In this episode of the Healthier Housing Podcast, Lewis Sheldrake joins us to talk about how technology - specifically the Internet of Things and connected sensor systems - is beginning to fundamentally change the way social housing providers understand their stock, support their residents, and collaborate with health and care partners.
Lewis brings a perspective shaped by years working at the intersection of technology, health outcomes and housing management. His view is that the sector is at an inflection point: data that was once locked inside manual inspection reports and call logs can now flow continuously from homes to dashboards, enabling genuinely proactive decision-making.
"The housing sector has been reactive for decades. IoT gives us the ability to finally get ahead of problems - to act on what the building is telling us before a resident has to make a complaint." Lewis Sheldrake · Healthier Housing Podcast Ep. 2
COSIE homes: Reading the Building
Lewis discusses how COSIE homes - IoTSG's damp and mould monitoring platform - works by placing discreet sensors throughout a property that continuously track temperature, relative humidity, CO₂ and VOC levels. This creates a living record of a home's environment, rather than a snapshot from a single inspection.
The data doesn't just tell landlords when conditions are bad - it tells them why. Is a bedroom chronically cold because of missing insulation? Is humidity spiking in the kitchen because ventilation has failed? Is the dew point rising toward the condensation threshold? COSIE homes surfaces all of this in a single platform, ranked by risk, so housing teams can prioritise the homes that need attention most urgently.

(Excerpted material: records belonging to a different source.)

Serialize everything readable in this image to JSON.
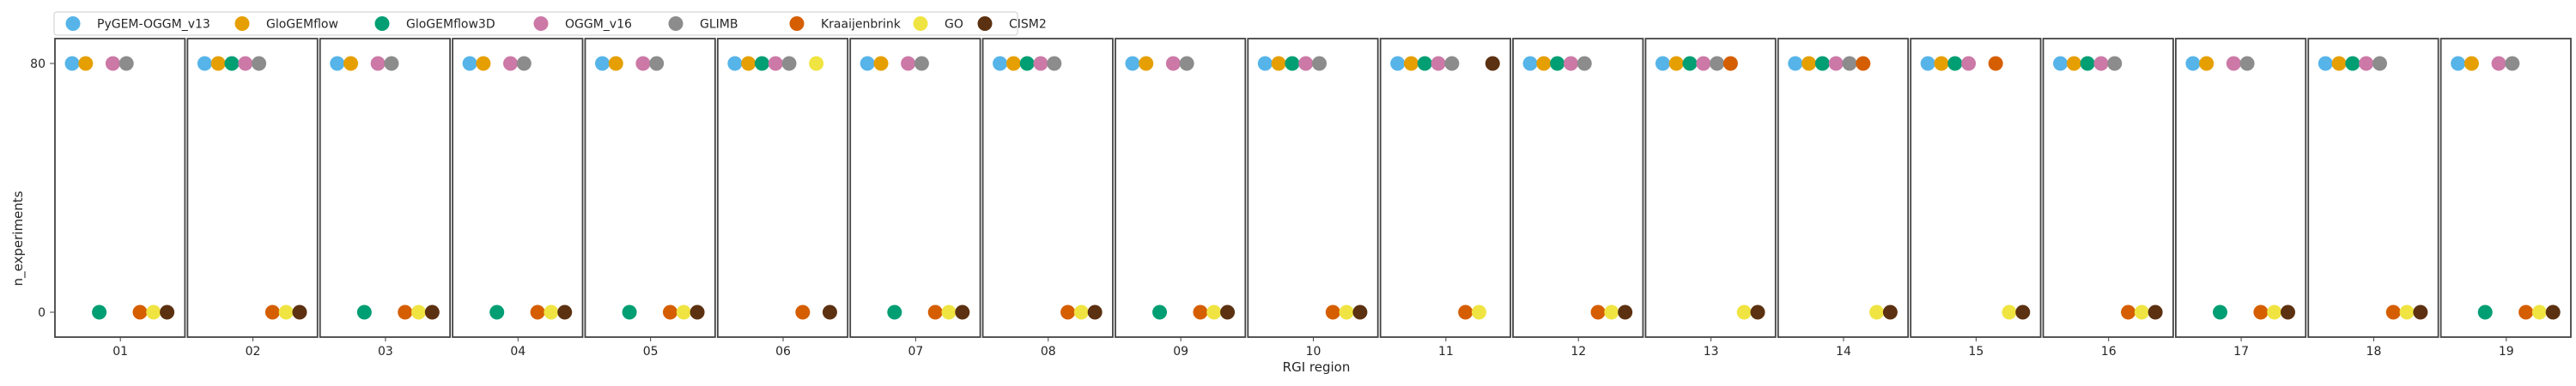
{
  "chart_data": {
    "type": "scatter",
    "ylabel": "n_experiments",
    "xlabel": "RGI region",
    "yticks": [
      0,
      80
    ],
    "ylim": [
      -8,
      88
    ],
    "categories": [
      "01",
      "02",
      "03",
      "04",
      "05",
      "06",
      "07",
      "08",
      "09",
      "10",
      "11",
      "12",
      "13",
      "14",
      "15",
      "16",
      "17",
      "18",
      "19"
    ],
    "legend_position": "top-left",
    "series": [
      {
        "name": "PyGEM-OGGM_v13",
        "color": "#56b4e9",
        "values": [
          80,
          80,
          80,
          80,
          80,
          80,
          80,
          80,
          80,
          80,
          80,
          80,
          80,
          80,
          80,
          80,
          80,
          80,
          80
        ]
      },
      {
        "name": "GloGEMflow",
        "color": "#e69f00",
        "values": [
          80,
          80,
          80,
          80,
          80,
          80,
          80,
          80,
          80,
          80,
          80,
          80,
          80,
          80,
          80,
          80,
          80,
          80,
          80
        ]
      },
      {
        "name": "GloGEMflow3D",
        "color": "#009e73",
        "values": [
          0,
          80,
          0,
          0,
          0,
          80,
          0,
          80,
          0,
          80,
          80,
          80,
          80,
          80,
          80,
          80,
          0,
          80,
          0
        ]
      },
      {
        "name": "OGGM_v16",
        "color": "#cc79a7",
        "values": [
          80,
          80,
          80,
          80,
          80,
          80,
          80,
          80,
          80,
          80,
          80,
          80,
          80,
          80,
          80,
          80,
          80,
          80,
          80
        ]
      },
      {
        "name": "GLIMB",
        "color": "#8c8c8c",
        "values": [
          80,
          80,
          80,
          80,
          80,
          80,
          80,
          80,
          80,
          80,
          80,
          80,
          80,
          80,
          null,
          80,
          80,
          80,
          80
        ]
      },
      {
        "name": "Kraaijenbrink",
        "color": "#d55e00",
        "values": [
          0,
          0,
          0,
          0,
          0,
          0,
          0,
          0,
          0,
          0,
          0,
          0,
          80,
          80,
          80,
          0,
          0,
          0,
          0
        ]
      },
      {
        "name": "GO",
        "color": "#f0e442",
        "values": [
          0,
          0,
          0,
          0,
          0,
          80,
          0,
          0,
          0,
          0,
          0,
          0,
          0,
          0,
          0,
          0,
          0,
          0,
          0
        ]
      },
      {
        "name": "CISM2",
        "color": "#5c3111",
        "values": [
          0,
          0,
          0,
          0,
          0,
          0,
          0,
          0,
          0,
          0,
          80,
          0,
          0,
          0,
          0,
          0,
          0,
          0,
          0
        ]
      }
    ]
  }
}
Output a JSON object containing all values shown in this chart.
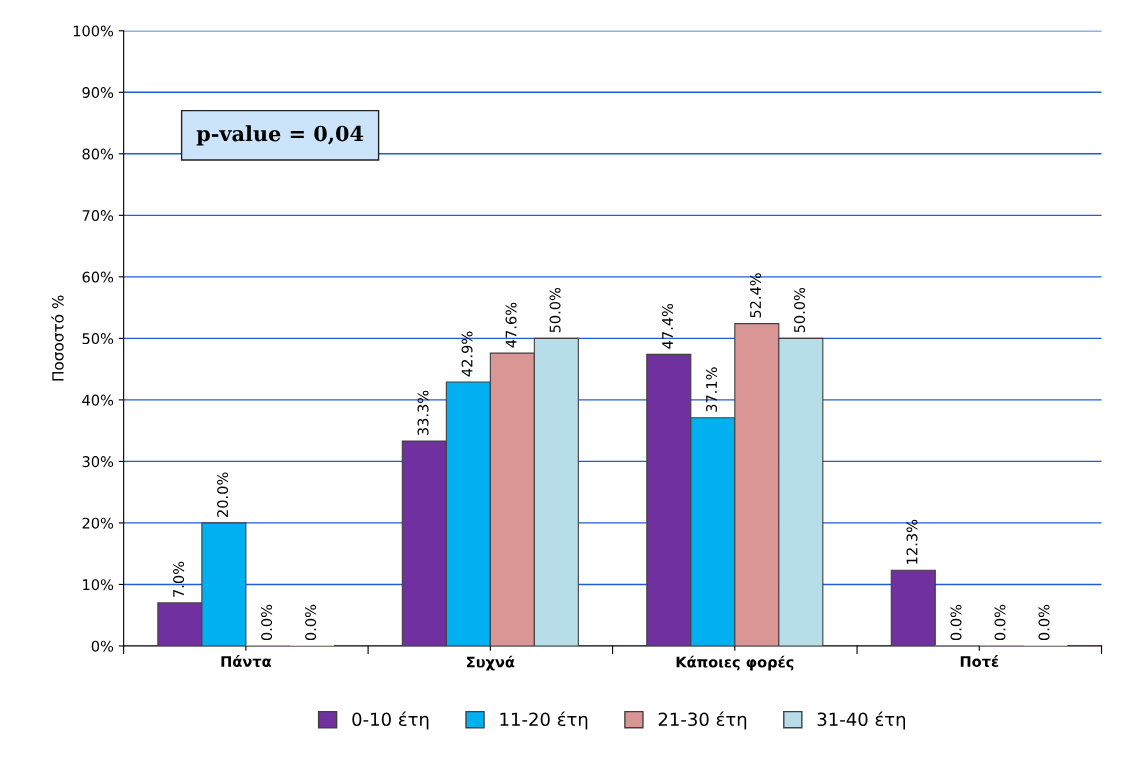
{
  "chart_data": {
    "type": "bar",
    "ylabel": "Ποσοστό %",
    "categories": [
      "Πάντα",
      "Συχνά",
      "Κάποιες φορές",
      "Ποτέ"
    ],
    "series": [
      {
        "name": "0-10 έτη",
        "color": "#7030a0",
        "values": [
          7.0,
          33.3,
          47.4,
          12.3
        ],
        "value_labels": [
          "7.0%",
          "33.3%",
          "47.4%",
          "12.3%"
        ]
      },
      {
        "name": "11-20 έτη",
        "color": "#00b0f0",
        "values": [
          20.0,
          42.9,
          37.1,
          0.0
        ],
        "value_labels": [
          "20.0%",
          "42.9%",
          "37.1%",
          "0.0%"
        ]
      },
      {
        "name": "21-30 έτη",
        "color": "#d99694",
        "values": [
          0.0,
          47.6,
          52.4,
          0.0
        ],
        "value_labels": [
          "0.0%",
          "47.6%",
          "52.4%",
          "0.0%"
        ]
      },
      {
        "name": "31-40 έτη",
        "color": "#b7dee8",
        "values": [
          0.0,
          50.0,
          50.0,
          0.0
        ],
        "value_labels": [
          "0.0%",
          "50.0%",
          "50.0%",
          "0.0%"
        ]
      }
    ],
    "ylim": [
      0,
      100
    ],
    "yticks": [
      {
        "value": 0,
        "label": "0%"
      },
      {
        "value": 10,
        "label": "10%"
      },
      {
        "value": 20,
        "label": "20%"
      },
      {
        "value": 30,
        "label": "30%"
      },
      {
        "value": 40,
        "label": "40%"
      },
      {
        "value": 50,
        "label": "50%"
      },
      {
        "value": 60,
        "label": "60%"
      },
      {
        "value": 70,
        "label": "70%"
      },
      {
        "value": 80,
        "label": "80%"
      },
      {
        "value": 90,
        "label": "90%"
      },
      {
        "value": 100,
        "label": "100%"
      }
    ],
    "grid": "y",
    "legend": "bottom",
    "annotations": [
      "p-value = 0,04"
    ]
  }
}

DORIS care: Supporting Independent Living
Lewis also explores DORIS care - IoTSG's assisted living monitoring solution - which takes a similar sensor-led approach but focuses on the patterns of daily life that signal wellbeing. Passive sensors detect movement, detect changes in routine, and alert care teams when something falls outside of the resident's established baseline.
Crucially, DORIS care achieves this without cameras, without wearables, and without requiring residents to actively engage with any technology. It is designed to be invisible, restoring dignity and independence while giving families and care coordinators the reassurance they need.
- No cameras, no wearables - privacy by design
- Baseline-learning algorithms adapt to each resident's routine
- Alerts delivered to family members and/or care coordinators
- Integrates with council and housing association care management systems
Data Integration and the Health–Housing Interface
One of the most important themes in Lewis's conversation is the potential to link housing data with health outcomes data. Today, these datasets are almost entirely separate. NHS data lives in GP systems and hospital records. Housing data lives in asset management platforms. Neither side can easily see what the other knows about a shared resident or patient.
Lewis argues that closing this gap - even partially - would allow integrated care systems to identify at-risk individuals earlier, reduce avoidable hospital admissions, and justify investment in preventive housing improvements on the basis of downstream NHS cost savings.
IoTSG is already working with local authorities and housing associations to pilot data-sharing frameworks that connect COSIE homes environmental reports with GP and community health teams. The early results suggest a compelling case for scaling this approach across the sector.